Nous rentrâmes dans la pièce que nous avions si tumultueusement quittée dix minutes plus tôt. Le professeur ferma la porte, me poussa vers un fauteuil, et plaça une boîte de cigares sous mon nez.

« De vrais San Juan Colorado ! dit-il. Les gens émotifs de votre espèce sont les meilleurs experts en narcotiques. Ciel ! Ne mordez pas dedans ! Coupez-le… coupez-le avec respect ! Maintenant, adossez-vous paisiblement et écoutez ce que je vais vous dire. Si vous avez une observation à me faire, réservez-la pour un autre jour.

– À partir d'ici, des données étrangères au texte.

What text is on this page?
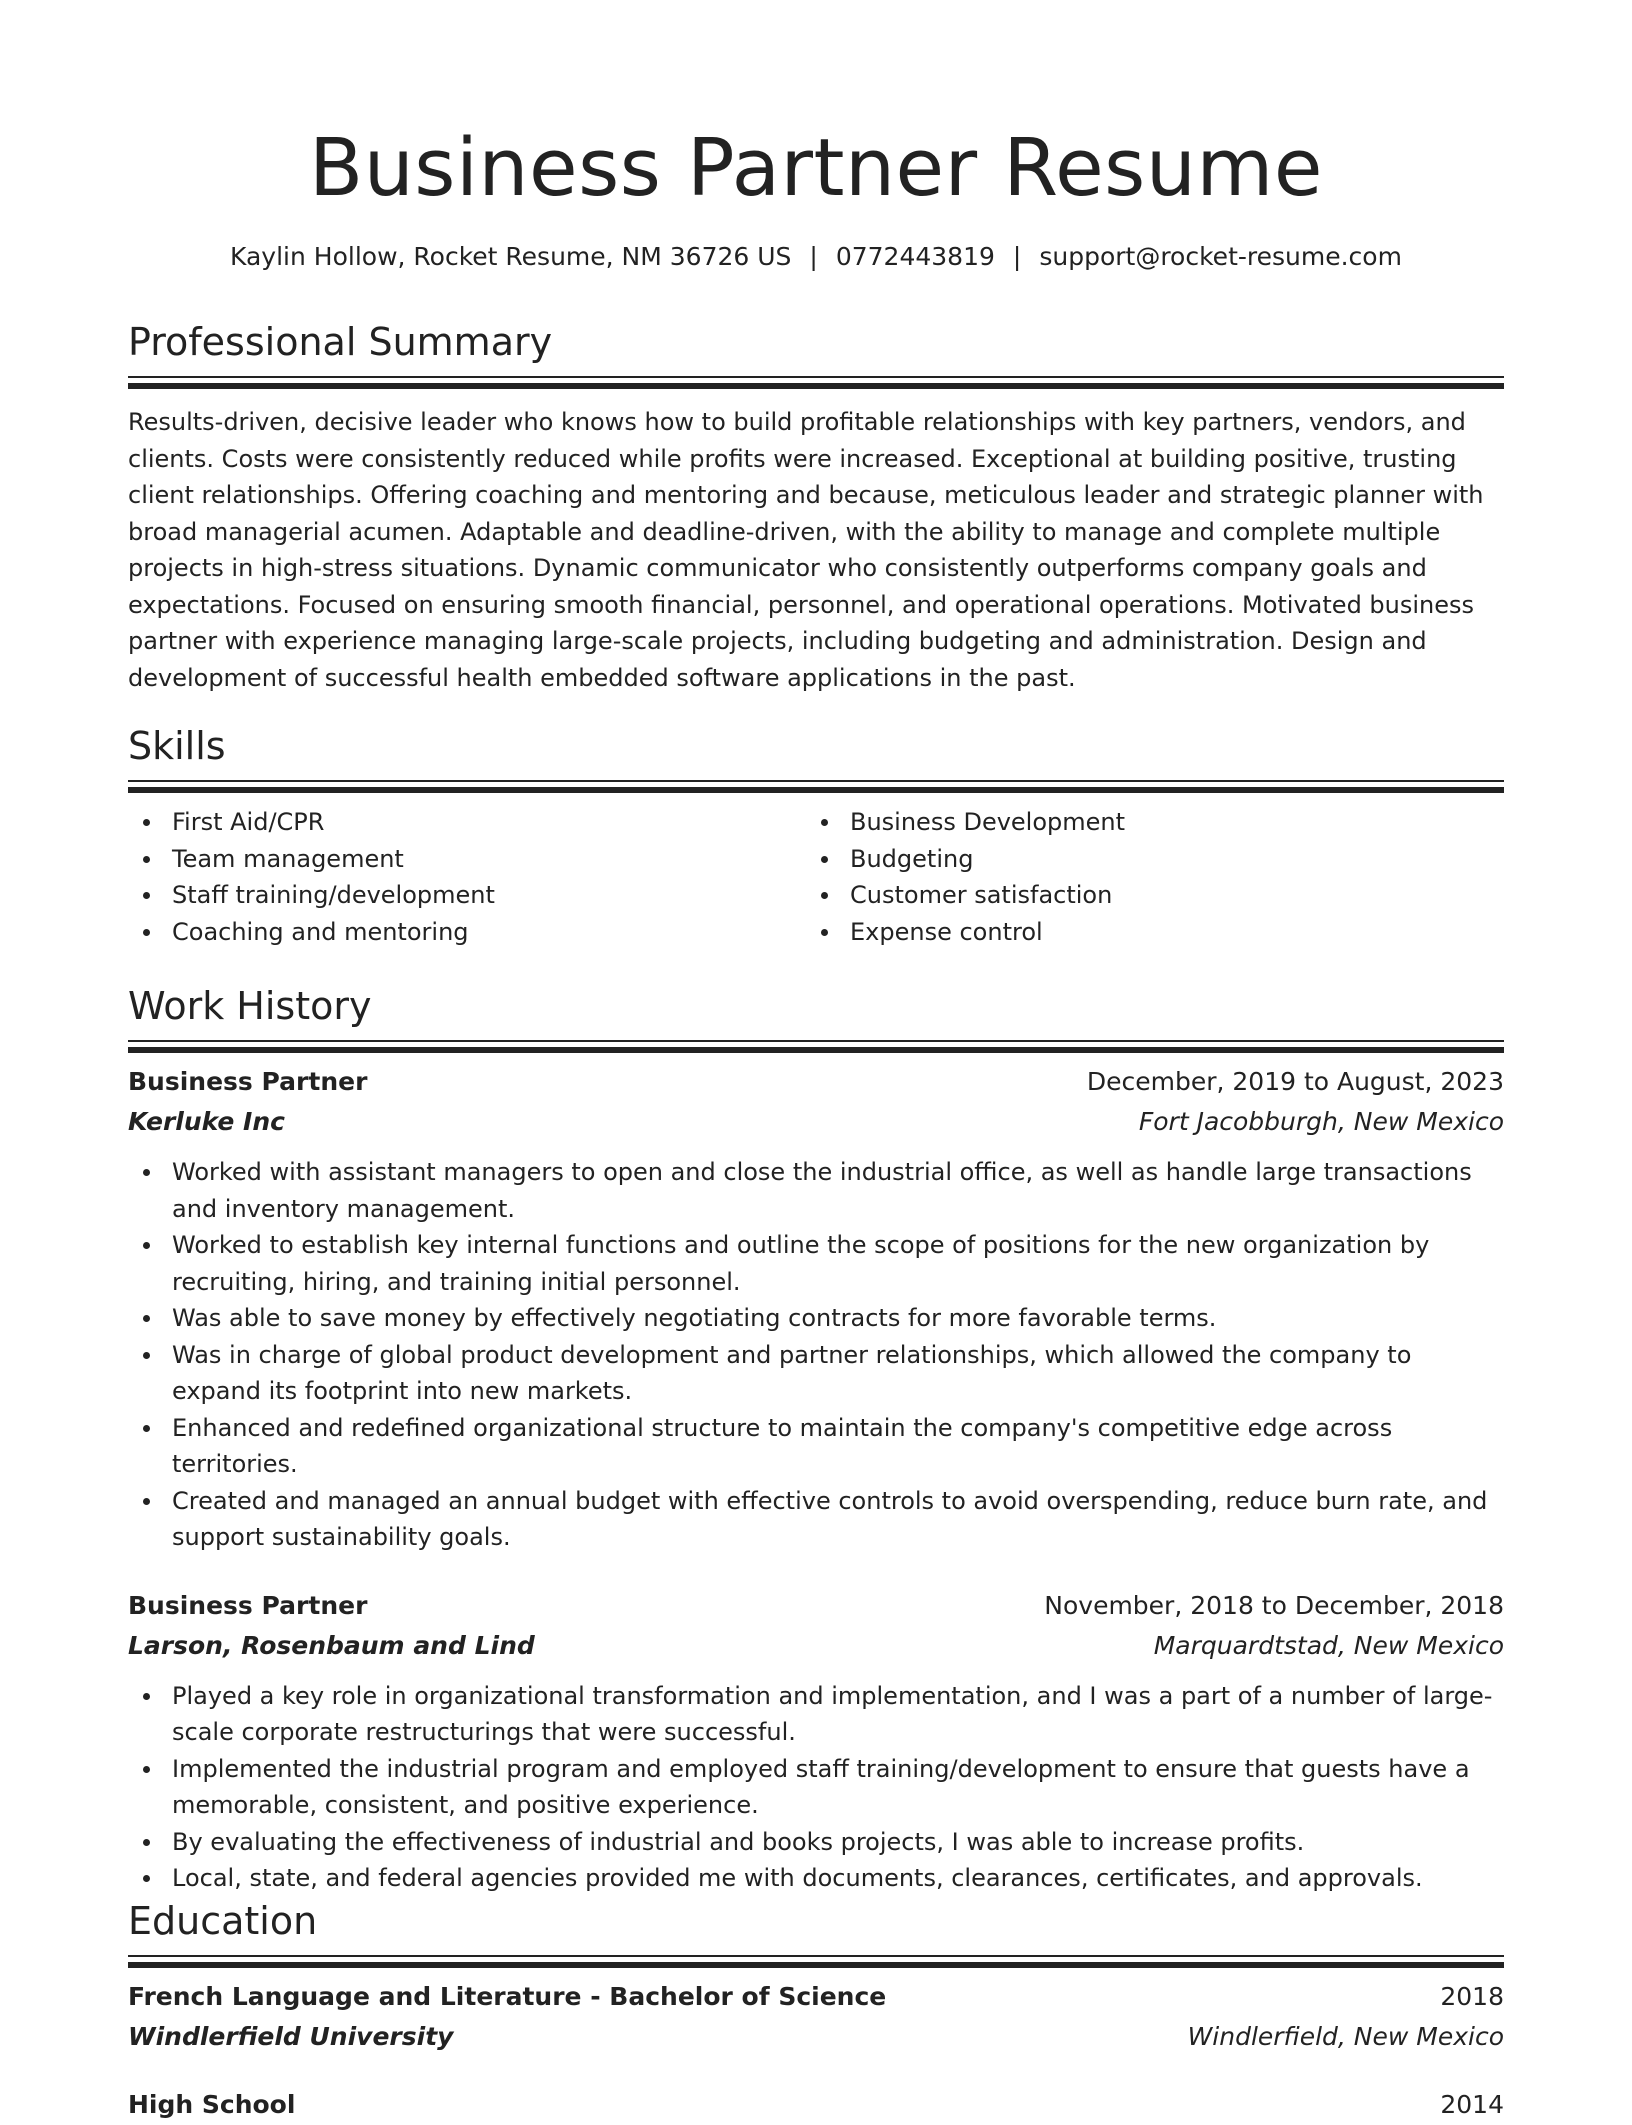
Business Partner Resume
Kaylin Hollow, Rocket Resume, NM 36726 US | 0772443819 | support@rocket-resume.com
Professional Summary
Results-driven, decisive leader who knows how to build profitable relationships with key partners, vendors, and clients. Costs were consistently reduced while profits were increased. Exceptional at building positive, trusting client relationships. Offering coaching and mentoring and because, meticulous leader and strategic planner with broad managerial acumen. Adaptable and deadline-driven, with the ability to manage and complete multiple projects in high-stress situations. Dynamic communicator who consistently outperforms company goals and expectations. Focused on ensuring smooth financial, personnel, and operational operations. Motivated business partner with experience managing large-scale projects, including budgeting and administration. Design and development of successful health embedded software applications in the past.
Skills
First Aid/CPR
Team management
Staff training/development
Coaching and mentoring
Business Development
Budgeting
Customer satisfaction
Expense control
Work History
Business Partner	December, 2019 to August, 2023
Kerluke Inc	Fort Jacobburgh, New Mexico
Worked with assistant managers to open and close the industrial office, as well as handle large transactions and inventory management.
Worked to establish key internal functions and outline the scope of positions for the new organization by recruiting, hiring, and training initial personnel.
Was able to save money by effectively negotiating contracts for more favorable terms.
Was in charge of global product development and partner relationships, which allowed the company to expand its footprint into new markets.
Enhanced and redefined organizational structure to maintain the company's competitive edge across territories.
Created and managed an annual budget with effective controls to avoid overspending, reduce burn rate, and support sustainability goals.
Business Partner	November, 2018 to December, 2018
Larson, Rosenbaum and Lind	Marquardtstad, New Mexico
Played a key role in organizational transformation and implementation, and I was a part of a number of large-scale corporate restructurings that were successful.
Implemented the industrial program and employed staff training/development to ensure that guests have a memorable, consistent, and positive experience.
By evaluating the effectiveness of industrial and books projects, I was able to increase profits.
Local, state, and federal agencies provided me with documents, clearances, certificates, and approvals.
Education
French Language and Literature - Bachelor of Science	2018
Windlerfield University	Windlerfield, New Mexico
High School	2014
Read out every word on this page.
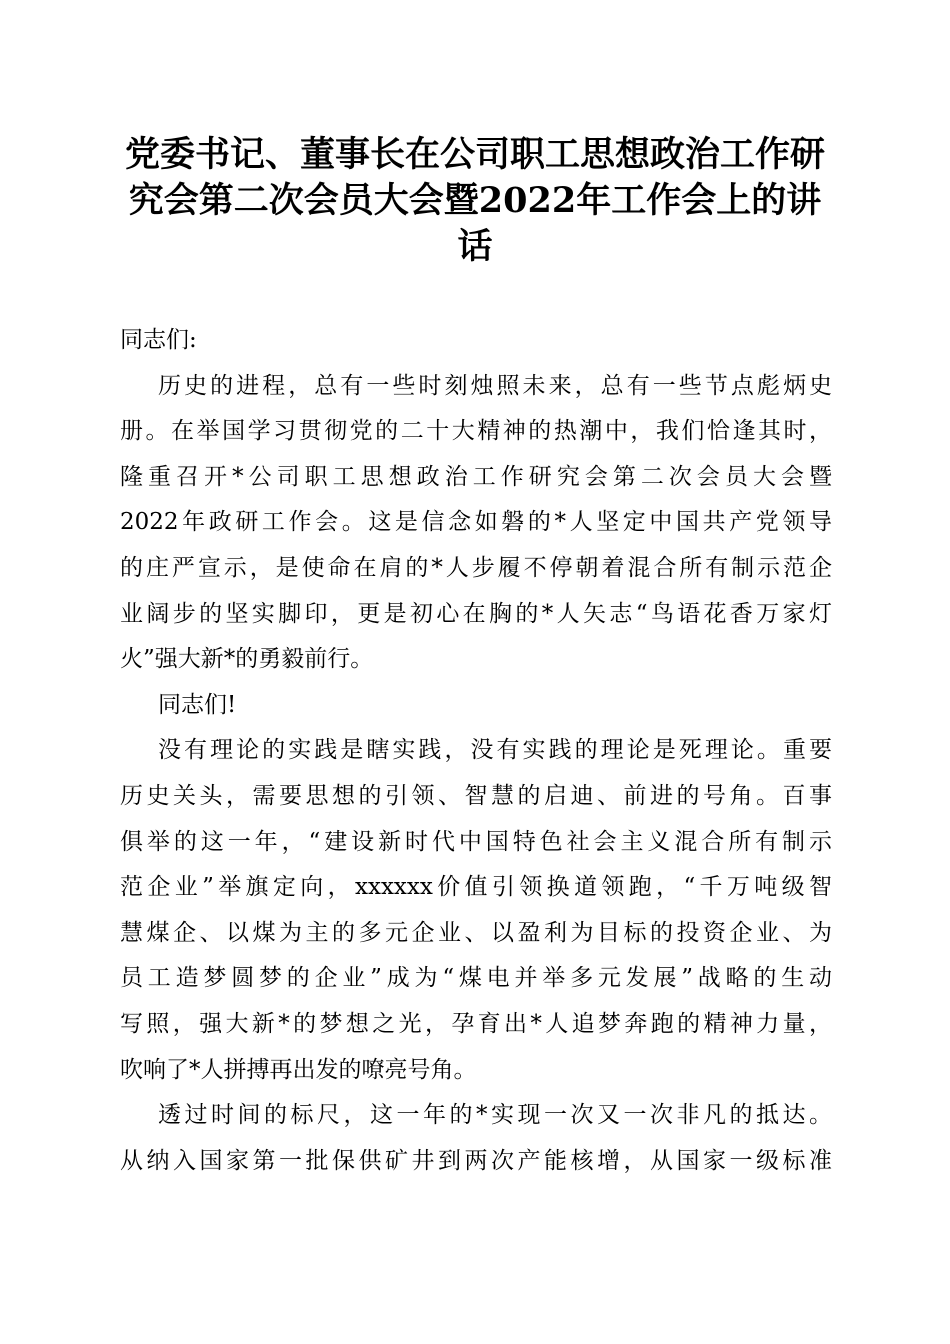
党委书记、董事长在公司职工思想政治工作研
究会第二次会员大会暨2022年工作会上的讲
话
同志们:
历史的进程，总有一些时刻烛照未来，总有一些节点彪炳史
册。在举国学习贯彻党的二十大精神的热潮中，我们恰逢其时，
隆重召开*公司职工思想政治工作研究会第二次会员大会暨
2022年政研工作会。这是信念如磐的*人坚定中国共产党领导
的庄严宣示，是使命在肩的*人步履不停朝着混合所有制示范企
业阔步的坚实脚印，更是初心在胸的*人矢志“鸟语花香万家灯
火”强大新*的勇毅前行。
同志们!
没有理论的实践是瞎实践，没有实践的理论是死理论。重要
历史关头，需要思想的引领、智慧的启迪、前进的号角。百事
俱举的这一年，“建设新时代中国特色社会主义混合所有制示
范企业”举旗定向，xxxxxx价值引领换道领跑，“千万吨级智
慧煤企、以煤为主的多元企业、以盈利为目标的投资企业、为
员工造梦圆梦的企业”成为“煤电并举多元发展”战略的生动
写照，强大新*的梦想之光，孕育出*人追梦奔跑的精神力量，
吹响了*人拼搏再出发的嘹亮号角。
透过时间的标尺，这一年的*实现一次又一次非凡的抵达。
从纳入国家第一批保供矿井到两次产能核增，从国家一级标准
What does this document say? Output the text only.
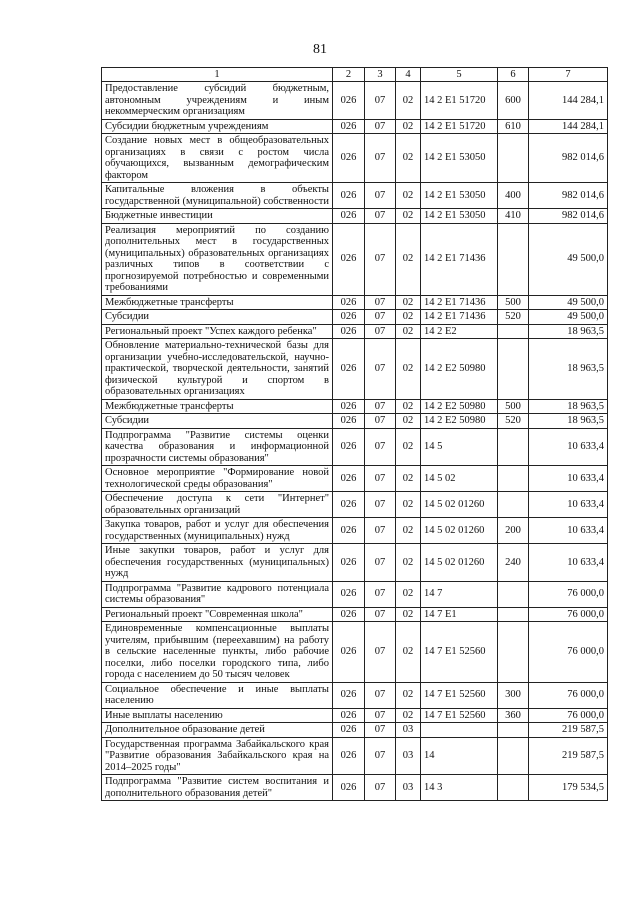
81
1	2	3	4	5	6	7
Предоставление субсидий бюджетным, автономным учреждениям и иным некоммерческим организациям	026	07	02	14 2 E1 51720	600	144 284,1
Субсидии бюджетным учреждениям	026	07	02	14 2 E1 51720	610	144 284,1
Создание новых мест в общеобразовательных организациях в связи с ростом числа обучающихся, вызванным демографическим фактором	026	07	02	14 2 E1 53050		982 014,6
Капитальные вложения в объекты государственной (муниципальной) собственности	026	07	02	14 2 E1 53050	400	982 014,6
Бюджетные инвестиции	026	07	02	14 2 E1 53050	410	982 014,6
Реализация мероприятий по созданию дополнительных мест в государственных (муниципальных) образовательных организациях различных типов в соответствии с прогнозируемой потребностью и современными требованиями	026	07	02	14 2 E1 71436		49 500,0
Межбюджетные трансферты	026	07	02	14 2 E1 71436	500	49 500,0
Субсидии	026	07	02	14 2 E1 71436	520	49 500,0
Региональный проект "Успех каждого ребенка"	026	07	02	14 2 E2		18 963,5
Обновление материально-технической базы для организации учебно-исследовательской, научно-практической, творческой деятельности, занятий физической культурой и спортом в образовательных организациях	026	07	02	14 2 E2 50980		18 963,5
Межбюджетные трансферты	026	07	02	14 2 E2 50980	500	18 963,5
Субсидии	026	07	02	14 2 E2 50980	520	18 963,5
Подпрограмма "Развитие системы оценки качества образования и информационной прозрачности системы образования"	026	07	02	14 5		10 633,4
Основное мероприятие "Формирование новой технологической среды образования"	026	07	02	14 5 02		10 633,4
Обеспечение доступа к сети "Интернет" образовательных организаций	026	07	02	14 5 02 01260		10 633,4
Закупка товаров, работ и услуг для обеспечения государственных (муниципальных) нужд	026	07	02	14 5 02 01260	200	10 633,4
Иные закупки товаров, работ и услуг для обеспечения государственных (муниципальных) нужд	026	07	02	14 5 02 01260	240	10 633,4
Подпрограмма "Развитие кадрового потенциала системы образования"	026	07	02	14 7		76 000,0
Региональный проект "Современная школа"	026	07	02	14 7 E1		76 000,0
Единовременные компенсационные выплаты учителям, прибывшим (переехавшим) на работу в сельские населенные пункты, либо рабочие поселки, либо поселки городского типа, либо города с населением до 50 тысяч человек	026	07	02	14 7 E1 52560		76 000,0
Социальное обеспечение и иные выплаты населению	026	07	02	14 7 E1 52560	300	76 000,0
Иные выплаты населению	026	07	02	14 7 E1 52560	360	76 000,0
Дополнительное образование детей	026	07	03			219 587,5
Государственная программа Забайкальского края "Развитие образования Забайкальского края на 2014–2025 годы"	026	07	03	14		219 587,5
Подпрограмма "Развитие систем воспитания и дополнительного образования детей"	026	07	03	14 3		179 534,5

« En premier lieu, pour ce qui est de votre retour chez moi après votre expulsion si justifiée…

Il lança sa barbe en avant et me regarda comme quelqu’un qui défie et invite à la contradiction ; mais je ne bronchai pas.

« … après, comme je l’ai dit, votre expulsion bien méritée, la raison en est la réponse que vous avez faite à ce policeman ; j’ai cru y discerner un éclair de bon sentiment… meilleur, en tout cas, que ceux que jusqu’ici votre profession m’a témoignés. En admettant que la responsabilité de l’incident vous incombait, vous avez administré la preuve d’un certain détachement de l’esprit et d’une largeur de vues qui m’ont impressionné favorablement.